The standard requires overloads for void*, char* and I think
unsigned char* and signed char*. His problem is that he doesn't
like the format the implementation does for void*.
Here's a proposed solution that depends on pointers fitting in
std::size_t, but I'm not sure whether that's guaranteed by the
standard.

Of course it's not. I've done a lot of programming on systems
where sizeof( size_t ) == 2, but sizeof( void* ) == 4. More
generally, the standard doesn't even guarantee that sizeof(
void* ) == sizeof( int* ), and there are machines being sold
today where this is not the case.

In modern C, in the next release of C++, and in any really good
implementation of C++ today, there will be a uintptr_t, defined
in <stdint.h> (or as std::uintptr_t in <cstdint>, of course, in
the future C++).

I'm still a little curious about his platform. What platform
has 16 bit pointers, but outputs them as 32 bit values?
 
A

Alf P. Steinbach

* James Kanze:
If you want to control the output format [for a pointer], you really
only have one choice: reinterpret_cast the pointer to the correct
integral type (probably unsigned). And of course, even then, you
might have to "interpret" the output somewhat, e.g. if the
architecture doesn't have linear addressing.

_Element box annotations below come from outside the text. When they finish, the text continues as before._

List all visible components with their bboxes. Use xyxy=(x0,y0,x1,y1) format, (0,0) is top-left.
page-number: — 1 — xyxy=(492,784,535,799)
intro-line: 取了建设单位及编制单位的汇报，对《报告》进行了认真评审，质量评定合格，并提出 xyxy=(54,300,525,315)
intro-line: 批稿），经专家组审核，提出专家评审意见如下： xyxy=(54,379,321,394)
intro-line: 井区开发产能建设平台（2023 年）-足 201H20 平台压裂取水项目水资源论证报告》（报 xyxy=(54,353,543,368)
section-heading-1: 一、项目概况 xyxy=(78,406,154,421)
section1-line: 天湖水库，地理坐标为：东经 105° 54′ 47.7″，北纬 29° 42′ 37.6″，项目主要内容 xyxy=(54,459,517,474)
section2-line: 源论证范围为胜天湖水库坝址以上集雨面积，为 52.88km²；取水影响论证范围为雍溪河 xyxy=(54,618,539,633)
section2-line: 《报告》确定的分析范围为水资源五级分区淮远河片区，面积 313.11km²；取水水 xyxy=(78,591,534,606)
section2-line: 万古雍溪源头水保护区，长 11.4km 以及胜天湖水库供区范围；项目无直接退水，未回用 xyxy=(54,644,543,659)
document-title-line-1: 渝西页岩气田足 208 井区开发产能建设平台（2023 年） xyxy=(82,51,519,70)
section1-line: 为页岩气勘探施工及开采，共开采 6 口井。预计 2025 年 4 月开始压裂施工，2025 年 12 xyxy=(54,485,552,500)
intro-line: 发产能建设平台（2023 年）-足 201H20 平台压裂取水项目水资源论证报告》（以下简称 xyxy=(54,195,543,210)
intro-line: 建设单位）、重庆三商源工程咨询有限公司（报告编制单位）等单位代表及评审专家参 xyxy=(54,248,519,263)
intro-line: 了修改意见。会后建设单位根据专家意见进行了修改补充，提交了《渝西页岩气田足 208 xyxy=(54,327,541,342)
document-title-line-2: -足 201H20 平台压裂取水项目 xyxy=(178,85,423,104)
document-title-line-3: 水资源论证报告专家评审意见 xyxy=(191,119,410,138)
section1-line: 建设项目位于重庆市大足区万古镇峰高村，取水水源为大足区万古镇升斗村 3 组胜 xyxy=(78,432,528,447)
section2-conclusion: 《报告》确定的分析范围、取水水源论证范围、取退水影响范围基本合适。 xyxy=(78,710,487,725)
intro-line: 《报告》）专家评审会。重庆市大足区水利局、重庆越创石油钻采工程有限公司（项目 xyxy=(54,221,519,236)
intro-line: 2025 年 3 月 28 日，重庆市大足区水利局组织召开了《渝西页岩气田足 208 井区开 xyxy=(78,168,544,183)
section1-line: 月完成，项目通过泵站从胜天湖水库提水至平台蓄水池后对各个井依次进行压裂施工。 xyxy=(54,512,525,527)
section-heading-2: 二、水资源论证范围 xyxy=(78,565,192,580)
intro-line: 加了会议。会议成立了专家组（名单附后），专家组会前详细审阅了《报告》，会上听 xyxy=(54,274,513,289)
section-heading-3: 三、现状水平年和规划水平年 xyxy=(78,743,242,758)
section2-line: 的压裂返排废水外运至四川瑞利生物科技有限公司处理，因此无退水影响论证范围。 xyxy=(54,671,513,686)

Well, an alternative C++ way is to output the pointer value, static_cast'ed to
void const*, to a std::eek:stringstream, then deal with string value. But I'd
prefer to use sprintf. :) Of course, I'm pretty sure your preference is for the
iostream solution, and if so there is merit in that position: by simply banning
all that C i/o stuff one removes a whole big breeding ground for bugs -- but
then, at least for my personal preference, convenience & efficiency counts more.